N-terminal acetylation is one of the most common protein modifications, occurring on approximately 80-90% of mammalian proteins. This modification is generally thought to affect protein localization, stability, and binding affinity. The addition of an acetyl group to the initiation methionine of translating proteins is catalyzed by distinct N-terminal acetyltransferases (NATs). NatA, NatB, and NatC are the three major enzymatic complexes responsible for this co-translational modification in C. elegans. Several studies have shown that NATs play multiple roles in lifespan regulation, meiosis, and metabolism. Here, we report that NatC functions in larval development regulated by the NIPI-3 Tribbles pseudokinase. We previously reported that genetic null mutations of
nipi-3 cause larval development to be arrested in L2/L3 stage and that loss of function of the bZip transcription factor,
cebp-1, and the downstream PMK-1/p38 MAPK pathway fully suppresses the larval lethality of
nipi-3(null)1. We designed a highly efficient scheme to select for suppressor mutations of
nipi-3(null) and isolated many new suppressor alleles.

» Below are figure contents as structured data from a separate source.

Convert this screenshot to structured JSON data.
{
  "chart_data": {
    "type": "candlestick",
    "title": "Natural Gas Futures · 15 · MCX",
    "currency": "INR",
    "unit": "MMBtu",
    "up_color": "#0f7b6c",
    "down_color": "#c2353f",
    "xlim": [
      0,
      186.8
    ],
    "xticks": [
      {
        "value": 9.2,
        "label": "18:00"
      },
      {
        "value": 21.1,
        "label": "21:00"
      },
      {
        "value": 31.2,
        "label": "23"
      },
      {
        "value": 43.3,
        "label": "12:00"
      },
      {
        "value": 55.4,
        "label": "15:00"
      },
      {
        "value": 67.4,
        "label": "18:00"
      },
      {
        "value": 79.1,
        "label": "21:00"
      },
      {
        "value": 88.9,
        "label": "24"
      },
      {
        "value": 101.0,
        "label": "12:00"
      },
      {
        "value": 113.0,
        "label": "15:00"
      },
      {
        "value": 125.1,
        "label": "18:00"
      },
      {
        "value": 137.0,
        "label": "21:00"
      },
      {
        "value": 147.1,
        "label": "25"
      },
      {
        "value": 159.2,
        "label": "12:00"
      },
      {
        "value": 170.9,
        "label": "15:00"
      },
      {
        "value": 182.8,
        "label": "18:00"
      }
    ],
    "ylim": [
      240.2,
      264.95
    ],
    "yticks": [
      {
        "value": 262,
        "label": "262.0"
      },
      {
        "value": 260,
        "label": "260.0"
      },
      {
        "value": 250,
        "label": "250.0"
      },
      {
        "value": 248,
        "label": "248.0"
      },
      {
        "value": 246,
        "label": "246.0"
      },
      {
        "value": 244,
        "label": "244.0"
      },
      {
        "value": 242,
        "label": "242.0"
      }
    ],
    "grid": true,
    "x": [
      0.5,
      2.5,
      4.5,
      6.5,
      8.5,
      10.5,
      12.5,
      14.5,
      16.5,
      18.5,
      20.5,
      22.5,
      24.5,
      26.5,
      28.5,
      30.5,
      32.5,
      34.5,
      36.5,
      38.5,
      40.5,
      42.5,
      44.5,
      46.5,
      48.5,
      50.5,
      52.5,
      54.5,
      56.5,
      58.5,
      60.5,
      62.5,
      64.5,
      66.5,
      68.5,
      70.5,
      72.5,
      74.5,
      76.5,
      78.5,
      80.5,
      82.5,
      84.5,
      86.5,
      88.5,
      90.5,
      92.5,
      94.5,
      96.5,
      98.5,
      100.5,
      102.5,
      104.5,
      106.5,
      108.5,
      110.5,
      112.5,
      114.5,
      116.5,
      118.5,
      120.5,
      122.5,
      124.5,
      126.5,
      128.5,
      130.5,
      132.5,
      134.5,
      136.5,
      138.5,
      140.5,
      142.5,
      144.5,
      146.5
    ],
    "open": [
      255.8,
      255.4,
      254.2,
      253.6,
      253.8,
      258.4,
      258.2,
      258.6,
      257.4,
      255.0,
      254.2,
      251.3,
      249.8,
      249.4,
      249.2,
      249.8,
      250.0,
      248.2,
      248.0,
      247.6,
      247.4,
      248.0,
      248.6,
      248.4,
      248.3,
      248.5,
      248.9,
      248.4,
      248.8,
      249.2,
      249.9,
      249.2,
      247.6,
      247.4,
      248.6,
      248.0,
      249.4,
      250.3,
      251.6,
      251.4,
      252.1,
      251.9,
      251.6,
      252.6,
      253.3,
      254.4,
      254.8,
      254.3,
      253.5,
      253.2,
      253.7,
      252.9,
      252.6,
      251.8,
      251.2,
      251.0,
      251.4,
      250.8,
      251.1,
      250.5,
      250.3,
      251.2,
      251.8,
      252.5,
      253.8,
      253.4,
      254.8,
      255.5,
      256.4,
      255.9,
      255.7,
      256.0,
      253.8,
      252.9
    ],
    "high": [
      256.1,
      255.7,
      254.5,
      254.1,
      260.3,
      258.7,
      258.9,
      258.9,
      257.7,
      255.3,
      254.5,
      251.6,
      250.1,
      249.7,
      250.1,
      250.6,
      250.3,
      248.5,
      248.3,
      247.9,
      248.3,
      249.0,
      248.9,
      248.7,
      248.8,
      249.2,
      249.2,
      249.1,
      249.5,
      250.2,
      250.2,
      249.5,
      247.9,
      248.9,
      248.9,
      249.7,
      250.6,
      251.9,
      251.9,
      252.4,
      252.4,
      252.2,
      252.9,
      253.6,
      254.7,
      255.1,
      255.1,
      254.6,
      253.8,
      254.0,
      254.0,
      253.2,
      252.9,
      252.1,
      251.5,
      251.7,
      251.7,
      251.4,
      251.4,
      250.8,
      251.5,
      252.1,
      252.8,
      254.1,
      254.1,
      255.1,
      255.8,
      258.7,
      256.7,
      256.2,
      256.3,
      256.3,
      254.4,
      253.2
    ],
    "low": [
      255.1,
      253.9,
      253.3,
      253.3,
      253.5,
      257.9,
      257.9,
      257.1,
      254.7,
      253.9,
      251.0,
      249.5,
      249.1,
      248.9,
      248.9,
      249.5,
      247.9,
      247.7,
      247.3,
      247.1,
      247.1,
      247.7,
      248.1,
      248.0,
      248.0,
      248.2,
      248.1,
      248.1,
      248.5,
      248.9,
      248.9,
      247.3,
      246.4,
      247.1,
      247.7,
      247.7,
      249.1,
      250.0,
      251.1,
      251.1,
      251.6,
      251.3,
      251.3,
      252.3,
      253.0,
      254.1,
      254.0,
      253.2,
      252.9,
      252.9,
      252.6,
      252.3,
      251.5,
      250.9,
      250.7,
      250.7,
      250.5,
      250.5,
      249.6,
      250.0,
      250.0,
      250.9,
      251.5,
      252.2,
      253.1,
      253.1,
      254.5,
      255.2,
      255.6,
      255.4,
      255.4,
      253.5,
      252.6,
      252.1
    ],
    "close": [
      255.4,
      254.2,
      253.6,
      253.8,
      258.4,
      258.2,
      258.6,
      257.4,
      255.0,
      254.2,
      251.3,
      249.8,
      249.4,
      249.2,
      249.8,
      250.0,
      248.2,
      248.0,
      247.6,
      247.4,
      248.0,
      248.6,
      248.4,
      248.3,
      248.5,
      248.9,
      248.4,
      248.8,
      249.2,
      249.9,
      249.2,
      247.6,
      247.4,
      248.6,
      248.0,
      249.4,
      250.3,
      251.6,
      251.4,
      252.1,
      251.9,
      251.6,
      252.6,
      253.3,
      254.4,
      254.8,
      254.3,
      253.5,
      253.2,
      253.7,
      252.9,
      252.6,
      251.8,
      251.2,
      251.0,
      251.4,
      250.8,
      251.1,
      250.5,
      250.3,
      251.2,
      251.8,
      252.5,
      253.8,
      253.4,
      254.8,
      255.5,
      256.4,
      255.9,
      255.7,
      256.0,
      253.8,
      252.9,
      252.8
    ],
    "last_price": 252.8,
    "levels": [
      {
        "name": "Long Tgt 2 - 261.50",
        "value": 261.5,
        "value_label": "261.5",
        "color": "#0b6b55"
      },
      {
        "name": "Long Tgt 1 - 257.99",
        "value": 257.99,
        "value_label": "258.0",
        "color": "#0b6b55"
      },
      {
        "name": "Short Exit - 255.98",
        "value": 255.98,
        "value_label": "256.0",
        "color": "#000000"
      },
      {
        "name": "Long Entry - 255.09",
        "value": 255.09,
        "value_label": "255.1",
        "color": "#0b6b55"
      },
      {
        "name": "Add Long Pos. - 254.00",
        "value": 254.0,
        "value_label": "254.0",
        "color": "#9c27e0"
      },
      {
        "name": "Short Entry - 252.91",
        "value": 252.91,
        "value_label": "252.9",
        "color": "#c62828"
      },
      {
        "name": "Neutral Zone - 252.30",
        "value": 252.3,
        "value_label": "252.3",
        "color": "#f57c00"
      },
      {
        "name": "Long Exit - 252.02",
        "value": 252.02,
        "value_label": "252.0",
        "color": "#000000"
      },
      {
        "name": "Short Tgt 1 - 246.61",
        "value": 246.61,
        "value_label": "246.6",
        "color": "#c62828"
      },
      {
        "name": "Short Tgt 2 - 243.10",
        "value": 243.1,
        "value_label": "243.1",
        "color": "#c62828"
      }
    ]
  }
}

Among them, we have identified a missense mutation within the catalytic domain of
natc-2. We further verified that genetic null mutations of
natc-2 also suppress
nipi-3(null). Additionally, we found that a null mutation of
natc-1, the other catalytic subunit of NatC, also suppresses
nipi-3(null) larval lethality. These results suggest that the activity of the NatC complex is necessary for its interaction with NIPI-3. The substrate of this N-terminal acetylation is unknown. We hypothesize that the co-translational modification occurs to activate one of the genes in the previously described
nipi-3 development pathway1. Additionally, we are characterizing a novel mutant,
ju1541, that does not affect any of the genes previously identified as acting downstream of NIPI-31. Based on whole genome sequencing and SNP mapping of
ju1541 we have identified several candidates and will present the progress to determine the gene affected by this mutation. 1. Kim, K. W., Thakur, N., Piggott, C. A., Omi, S., Polanowska, J., Jin, Y., & Pujol, N. (2016). Coordinated inhibition of C/EBP by Tribbles in multiple tissues is essential for Caenorhabditis elegans development. BMC biology, 14(1), 104.